A 1998 State Department report said ul-Fuqra seeks to purify Islam
through violence, and it operates isolated rural compounds in America.
But the Canadian police are currently
investigating a link with another Pakistani terrorist organization,
Tehrik-e-Jafria, in connection with 'Operation Thread'. Tehrik-e-Jafria
(Movement of Followers of Shia Sect) is a violent, Shia sectarian
organization in Pakistan that has murdered members of a rival Sunni
extremist organization, Sipah-e-Mohammad (Army of the Prophet Mohammed's
Companions), which, for its part, is seeking to eradicate that country's
minority Shiites. Both organizations are banned in Pakistan. TEF's
leader was once a student of Iran's Ayatollah Khomeni, and Iranian
preachers are active in Pakistan's Shia community.

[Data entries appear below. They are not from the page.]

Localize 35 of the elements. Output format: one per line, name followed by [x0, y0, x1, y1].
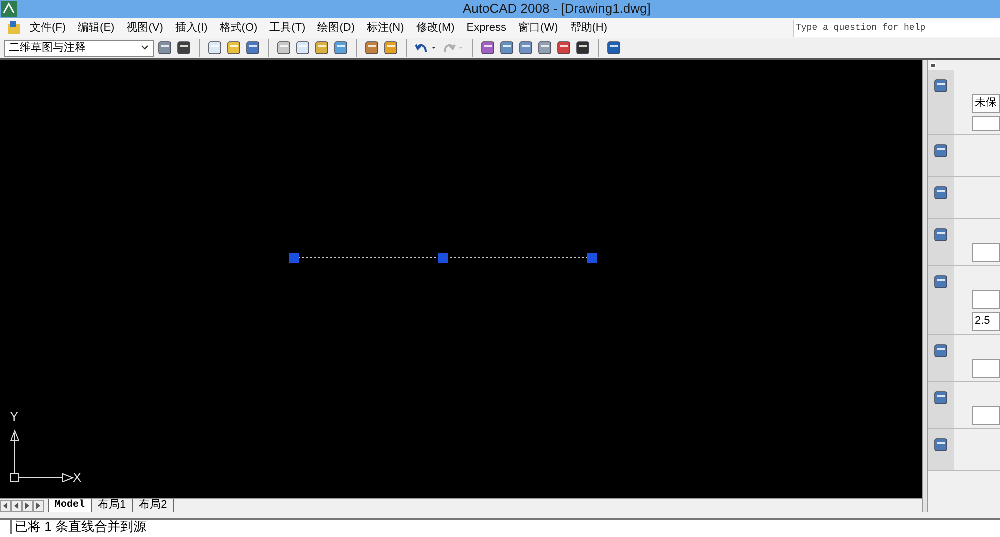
window-title: AutoCAD 2008 - [Drawing1.dwg] — [463, 0, 651, 18]
style-field[interactable] — [972, 406, 1000, 425]
selected-line[interactable] — [289, 253, 597, 263]
menu-item[interactable]: 帮助(H) — [564, 20, 614, 36]
text-style-field[interactable] — [972, 290, 1000, 309]
menu-item[interactable]: 编辑(E) — [72, 20, 121, 36]
menu-item[interactable]: 修改(M) — [410, 20, 461, 36]
style-field[interactable] — [972, 359, 1000, 378]
drawing-canvas[interactable]: Y X — [0, 60, 922, 498]
help-search-field[interactable]: Type a question for help — [793, 20, 1000, 36]
style-field[interactable] — [972, 243, 1000, 262]
x-axis-label: X — [73, 471, 82, 485]
collapse-icon[interactable] — [930, 62, 936, 68]
command-line-text: 已将 1 条直线合并到源 — [10, 520, 146, 534]
menu-item[interactable]: 视图(V) — [120, 20, 170, 36]
text-height-field[interactable]: 2.5 — [972, 312, 1000, 331]
y-axis-label: Y — [10, 410, 19, 424]
menu-item[interactable]: Express — [460, 20, 513, 36]
menu-item[interactable]: 工具(T) — [264, 20, 312, 36]
document-menu-icon[interactable] — [6, 20, 22, 36]
menu-item[interactable]: 格式(O) — [214, 20, 264, 36]
next-tab-icon[interactable] — [22, 500, 33, 512]
layer-field[interactable]: 未保 — [972, 94, 1000, 113]
menu-item[interactable]: 绘图(D) — [312, 20, 361, 36]
previous-tab-icon[interactable] — [11, 500, 22, 512]
dropdown-caret-icon[interactable] — [141, 45, 149, 51]
menu-item[interactable]: 窗口(W) — [512, 20, 564, 36]
first-tab-icon[interactable] — [0, 500, 11, 512]
workspace-dropdown[interactable]: 二维草图与注释 — [4, 40, 154, 56]
layout-tab[interactable]: Model — [48, 499, 92, 512]
menu-item[interactable]: 文件(F) — [24, 20, 72, 36]
menu-item[interactable]: 插入(I) — [169, 20, 214, 36]
layer-state-field[interactable] — [972, 116, 1000, 131]
last-tab-icon[interactable] — [33, 500, 44, 512]
menu-item[interactable]: 标注(N) — [361, 20, 410, 36]
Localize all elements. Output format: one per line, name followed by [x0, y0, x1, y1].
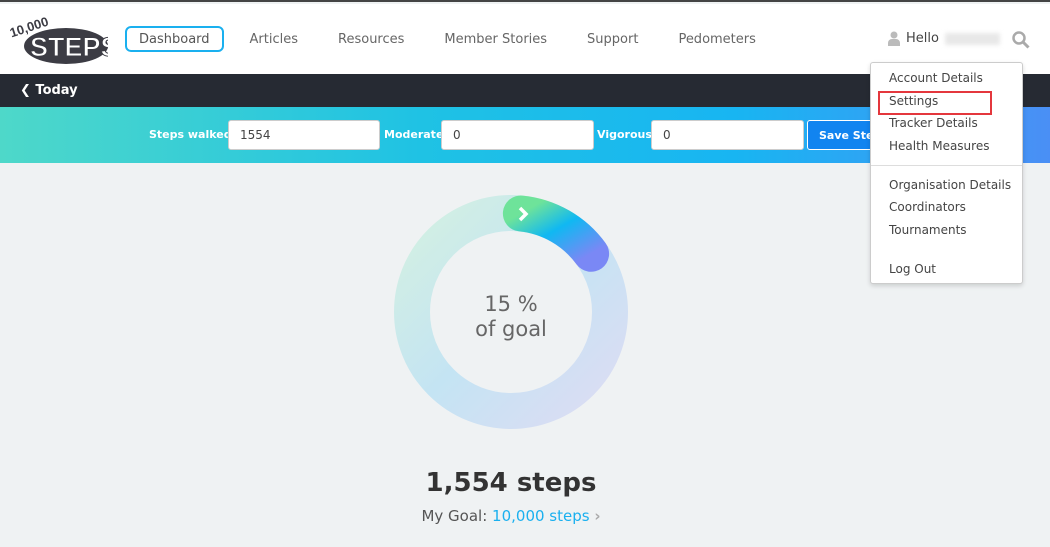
user-name-redacted	[944, 32, 1000, 45]
vigorous-label: Vigorous	[597, 128, 652, 141]
progress-center: 15 % of goal	[411, 292, 611, 342]
goal-link[interactable]: 10,000 steps	[492, 507, 590, 525]
steps-total: 1,554 steps	[425, 468, 597, 498]
nav-support[interactable]: Support	[573, 26, 652, 52]
user-dropdown-menu: Account Details Settings Tracker Details…	[870, 62, 1023, 284]
nav-resources[interactable]: Resources	[324, 26, 418, 52]
menu-divider	[871, 165, 1022, 166]
moderate-label: Moderate	[384, 128, 444, 141]
main-nav: Dashboard Articles Resources Member Stor…	[125, 26, 782, 52]
progress-percent: 15 %	[484, 292, 538, 316]
menu-coordinators[interactable]: Coordinators	[889, 200, 966, 214]
menu-tracker-details[interactable]: Tracker Details	[889, 116, 978, 130]
vigorous-input[interactable]: 0	[651, 120, 804, 150]
menu-account-details[interactable]: Account Details	[889, 71, 983, 85]
moderate-input[interactable]: 0	[441, 120, 594, 150]
svg-text:STEPS: STEPS	[30, 32, 108, 62]
menu-health-measures[interactable]: Health Measures	[889, 139, 989, 153]
user-greeting: Hello	[906, 31, 939, 46]
nav-articles[interactable]: Articles	[236, 26, 312, 52]
menu-log-out[interactable]: Log Out	[889, 262, 936, 276]
user-menu-toggle[interactable]: Hello	[888, 31, 1000, 46]
menu-organisation-details[interactable]: Organisation Details	[889, 178, 1011, 192]
nav-dashboard[interactable]: Dashboard	[125, 26, 224, 52]
user-icon	[888, 31, 900, 46]
search-icon[interactable]	[1012, 31, 1030, 49]
progress-sub-label: of goal	[475, 317, 547, 341]
steps-walked-input[interactable]: 1554	[228, 120, 380, 150]
menu-tournaments[interactable]: Tournaments	[889, 223, 967, 237]
goal-line: My Goal: 10,000 steps ›	[311, 507, 711, 525]
ring-progress-arc	[502, 195, 610, 272]
back-today-button[interactable]: ❮ Today	[20, 83, 78, 98]
back-label: Today	[35, 83, 78, 98]
steps-walked-label: Steps walked	[149, 128, 232, 141]
chevron-right-icon[interactable]: ›	[594, 507, 600, 525]
logo[interactable]: 10,000 STEPS	[8, 10, 108, 66]
nav-member-stories[interactable]: Member Stories	[430, 26, 561, 52]
settings-highlight-box	[878, 91, 992, 115]
nav-pedometers[interactable]: Pedometers	[664, 26, 769, 52]
goal-prefix: My Goal:	[421, 507, 488, 525]
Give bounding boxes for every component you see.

However, this group of Pakistani
nationals may not even represent the greatest terrorist threat that
Canada has faced this year. Last April, an Egyptian sailor died in
a hotel room in Brazil of anthrax poisoning after opening a suitcase
given to him in Egypt for delivery to someone in Canada after his
ship docked in Halifax. A Brazilian police official said the man
most didn't know what was in the suitcase, adding the matter was
probably a case of bio-terrorism.
In 'Operation Thread', police say
there are four hundred additional names in the non-existent school's
files they are checking for terrorist connections in both Canada
and the United States. Members of the arrested group had obtained
bogus documents that allowed them to travel in America between May,
2001, and January, 2002, a time period encompassing the 9/11 tragedy.
Authorities also stated last week
that a second diploma mill school in Toronto is under investigation
for possible involvement with the Pakistanis.
And while no charges have yet been
laid, it was disconcerting for ordinary Canadians to hear Muslim
organizations hurling accusations of racial profiling against the
police the day after the arrests were made. With no concern for the
security of their fellow citizens and, apparently, no memory of 9/11,
they demanded the detainees' release for lack of evidence. Two of
the twenty-one are now out on bail.
But like the radical Left after
the Cold War, none of these Muslim advocacy groups will ever step
forward, admit their error and apologize for their inexcusable conduct,
if subsequently proven wrong. They, like the Left, will simply maintain
the Big Silence until the next self-serving opportunity comes down
the pike when they will again accuse and obfuscate to everyone's
detriment.
Stephen Brown is a journalist based
in Toronto. He has an M.A. in Russian and Eastern European Studies.